2. Is G.W.s case typical?
3. Why does potentially fatal respiratory dysfunction occur?
4. Describe a plan for pulmonary hypgiene for G.W.
5. How do you anticipate that G.W.s nutritional needs are being met?
6. Describe nursing interventions to manage bladder and bowel elimination for G.W.
7. What are some things you can do to decrease G.W.s fear and anxiety?
8. You are using your expert nursing skills to avoid complications. List four potential complications.
9. What measures can be taken to prevent pressure ulcers?
An additional 3 weeks have passed.
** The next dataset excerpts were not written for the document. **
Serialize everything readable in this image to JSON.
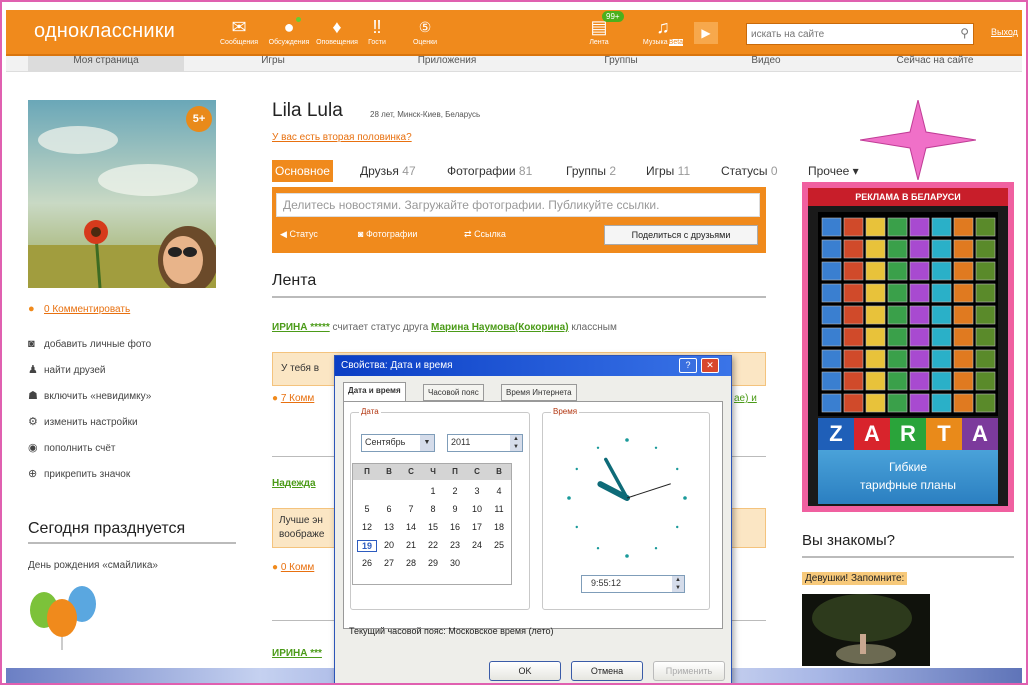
{
  "topbar": {
    "logo": "одноклассники",
    "icons": [
      {
        "label": "Сообщения",
        "icon": "envelope-icon",
        "glyph": "✉"
      },
      {
        "label": "Обсуждения",
        "icon": "speech-bubble-icon",
        "glyph": "💬"
      },
      {
        "label": "Оповещения",
        "icon": "bell-icon",
        "glyph": "🔔"
      },
      {
        "label": "Гости",
        "icon": "footprints-icon",
        "glyph": "👣"
      },
      {
        "label": "Оценки",
        "icon": "rating-icon",
        "glyph": "5"
      },
      {
        "label": "Лента",
        "icon": "feed-icon",
        "glyph": "▤",
        "badge": "99+"
      },
      {
        "label": "Музыка",
        "icon": "music-note-icon",
        "glyph": "♫",
        "badge_label": "Beta"
      }
    ],
    "search_placeholder": "искать на сайте",
    "exit_label": "Выход"
  },
  "nav": {
    "tabs": [
      "Моя страница",
      "Игры",
      "Приложения",
      "Группы",
      "Видео",
      "Сейчас на сайте"
    ]
  },
  "profile": {
    "name": "Lila Lula",
    "meta": "28 лет, Минск-Киев, Беларусь",
    "question": "У вас есть вторая половинка?",
    "avatar_badge": "5+",
    "comment_link": "0 Комментировать",
    "actions": [
      {
        "label": "добавить личные фото",
        "icon": "camera-icon",
        "glyph": "◙"
      },
      {
        "label": "найти друзей",
        "icon": "person-icon",
        "glyph": "♟"
      },
      {
        "label": "включить «невидимку»",
        "icon": "invisible-icon",
        "glyph": "☗"
      },
      {
        "label": "изменить настройки",
        "icon": "gear-icon",
        "glyph": "⚙"
      },
      {
        "label": "пополнить счёт",
        "icon": "coin-icon",
        "glyph": "◉"
      },
      {
        "label": "прикрепить значок",
        "icon": "plus-circle-icon",
        "glyph": "⊕"
      }
    ]
  },
  "tabs": [
    {
      "label": "Основное",
      "count": ""
    },
    {
      "label": "Друзья",
      "count": "47"
    },
    {
      "label": "Фотографии",
      "count": "81"
    },
    {
      "label": "Группы",
      "count": "2"
    },
    {
      "label": "Игры",
      "count": "11"
    },
    {
      "label": "Статусы",
      "count": "0"
    },
    {
      "label": "Прочее ▾",
      "count": ""
    }
  ],
  "composer": {
    "placeholder": "Делитесь новостями. Загружайте фотографии. Публикуйте ссылки.",
    "status": "Статус",
    "photos": "Фотографии",
    "link": "Ссылка",
    "share": "Поделиться с друзьями"
  },
  "feed": {
    "title": "Лента",
    "item1_user": "ИРИНА *****",
    "item1_text": "считает статус друга",
    "item1_friend": "Марина Наумова(Кокорина)",
    "item1_tail": "классным",
    "item1_quote": "У тебя в",
    "item1_comments": "7 Комм",
    "item1_right": "ae) и",
    "item2_user": "Надежда",
    "item2_quote1": "Лучше эн",
    "item2_quote2": "воображе",
    "item2_comments": "0 Комм",
    "item3_user": "ИРИНА ***"
  },
  "today": {
    "title": "Сегодня празднуется",
    "holiday": "День рождения «смайлика»"
  },
  "ad": {
    "header": "РЕКЛАМА В БЕЛАРУСИ",
    "letters": [
      "Z",
      "A",
      "R",
      "T",
      "A"
    ],
    "letter_colors": [
      "#1f5fb8",
      "#d8242c",
      "#2aa43a",
      "#e98a1a",
      "#7c3a9c"
    ],
    "line1": "Гибкие",
    "line2": "тарифные планы"
  },
  "sidebar": {
    "known": "Вы знакомы?",
    "remember": "Девушки! Запомните:"
  },
  "dialog": {
    "title": "Свойства: Дата и время",
    "help": "?",
    "close": "✕",
    "tabs": [
      "Дата и время",
      "Часовой пояс",
      "Время Интернета"
    ],
    "date_label": "Дата",
    "time_label": "Время",
    "month": "Сентябрь",
    "year": "2011",
    "weekdays": [
      "П",
      "В",
      "С",
      "Ч",
      "П",
      "С",
      "В"
    ],
    "days": [
      "1",
      "2",
      "3",
      "4",
      "5",
      "6",
      "7",
      "8",
      "9",
      "10",
      "11",
      "12",
      "13",
      "14",
      "15",
      "16",
      "17",
      "18",
      "19",
      "20",
      "21",
      "22",
      "23",
      "24",
      "25",
      "26",
      "27",
      "28",
      "29",
      "30"
    ],
    "first_weekday_index": 3,
    "today": "19",
    "time": "9:55:12",
    "clock_hours": 9,
    "clock_minutes": 55,
    "clock_seconds": 12,
    "tz_text": "Текущий часовой пояс: Московское время (лето)",
    "ok": "OK",
    "cancel": "Отмена",
    "apply": "Применить"
  }
}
G.W. has recovered gross movement of her arms and some respiratory effort. She is still on a ventilator, but she has gone from controlled to assisted breathing. This morning G.W. receives a letter from her health insurance company informing her that she has exceeded her lifetime limit and has been dropped from their plan. She is crying hysterically and is chocking because of the increased mucous production in her sinuses. Remember that she cannot wipe her eyes or blow her nose to clear it.
10. What can be done for her?
It takes G.W. almost 11 months to recover enough to be discharged to home with assistance of a home health aide.